At some point over the last few days Danny Brown (@dannytybrown) tweeted this puzzle:
The picture shows a unit square with two congruent rectangles and a number of triangle. I looked,at the puzzle, saw no obvious answer, realised it would need a bit of thought so saved the photo until I found some time.
Yesterday I had some time, so I started by sketching the puzzle and filling in things I knew:
I quickly realised that the angles for all the triangle were the same, and thus they were all similar. (For some reason I missed one of the triangles on this page.) I couldn’t work out how I could find a missing length. I worked out the length if the diagonal of the rectangle using Pythagoras’s Theorem but it didn’t really help.

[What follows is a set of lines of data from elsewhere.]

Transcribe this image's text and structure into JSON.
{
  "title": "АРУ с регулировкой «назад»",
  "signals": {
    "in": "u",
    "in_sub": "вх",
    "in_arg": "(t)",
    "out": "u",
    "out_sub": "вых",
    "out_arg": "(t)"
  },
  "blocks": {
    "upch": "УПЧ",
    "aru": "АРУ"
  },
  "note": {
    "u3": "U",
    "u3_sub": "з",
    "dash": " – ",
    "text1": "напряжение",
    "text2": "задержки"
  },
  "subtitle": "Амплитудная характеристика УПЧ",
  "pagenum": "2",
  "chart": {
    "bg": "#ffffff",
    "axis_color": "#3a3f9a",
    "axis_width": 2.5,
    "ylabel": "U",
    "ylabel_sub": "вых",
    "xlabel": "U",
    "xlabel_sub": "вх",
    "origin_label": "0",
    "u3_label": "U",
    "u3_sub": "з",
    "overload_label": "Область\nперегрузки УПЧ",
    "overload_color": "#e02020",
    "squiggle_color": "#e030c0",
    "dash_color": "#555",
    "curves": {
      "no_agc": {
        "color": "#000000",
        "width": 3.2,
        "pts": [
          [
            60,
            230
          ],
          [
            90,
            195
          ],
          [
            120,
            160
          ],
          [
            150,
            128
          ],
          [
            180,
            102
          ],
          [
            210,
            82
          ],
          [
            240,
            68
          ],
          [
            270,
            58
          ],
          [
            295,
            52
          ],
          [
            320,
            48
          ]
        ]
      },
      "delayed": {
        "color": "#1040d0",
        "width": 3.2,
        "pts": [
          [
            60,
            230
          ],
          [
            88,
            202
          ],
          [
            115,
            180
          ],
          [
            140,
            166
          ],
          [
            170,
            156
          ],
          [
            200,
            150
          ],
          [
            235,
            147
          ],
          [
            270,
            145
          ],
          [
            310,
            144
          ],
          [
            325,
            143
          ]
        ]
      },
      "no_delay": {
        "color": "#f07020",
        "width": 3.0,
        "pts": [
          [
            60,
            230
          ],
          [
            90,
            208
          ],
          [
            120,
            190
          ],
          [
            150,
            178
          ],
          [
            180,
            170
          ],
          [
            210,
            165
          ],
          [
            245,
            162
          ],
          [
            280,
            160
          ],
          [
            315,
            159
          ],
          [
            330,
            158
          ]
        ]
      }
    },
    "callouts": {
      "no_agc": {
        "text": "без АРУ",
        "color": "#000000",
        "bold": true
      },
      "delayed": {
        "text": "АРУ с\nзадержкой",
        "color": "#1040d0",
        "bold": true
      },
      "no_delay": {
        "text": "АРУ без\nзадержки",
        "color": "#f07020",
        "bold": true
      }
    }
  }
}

Then I drew some perpendiculars from each end of the diagonal and had a breakthrough.
If two rectangles share a diagonal, and a side length, then they must be congruent. This meant that I now knew the length of the bottom was 2x + 2y, as it’s a unit square then 2x + 2y = 1 so x+y=1/2.
I filled in these lengths:
Redrew my similar triangles and solved:
As no one likes an irrational denominator I rationalised as ended up with the satisfying solution 2-rt3.
I love this puzzle, and think it could be used as enrichment for high ability learners of many ages. After I’d solved it I looked at some solutions others had posted, and was thankful to see that other people also unnecessarily use trigonometry, and I was amazed I’d managed to avoid it, given my track record!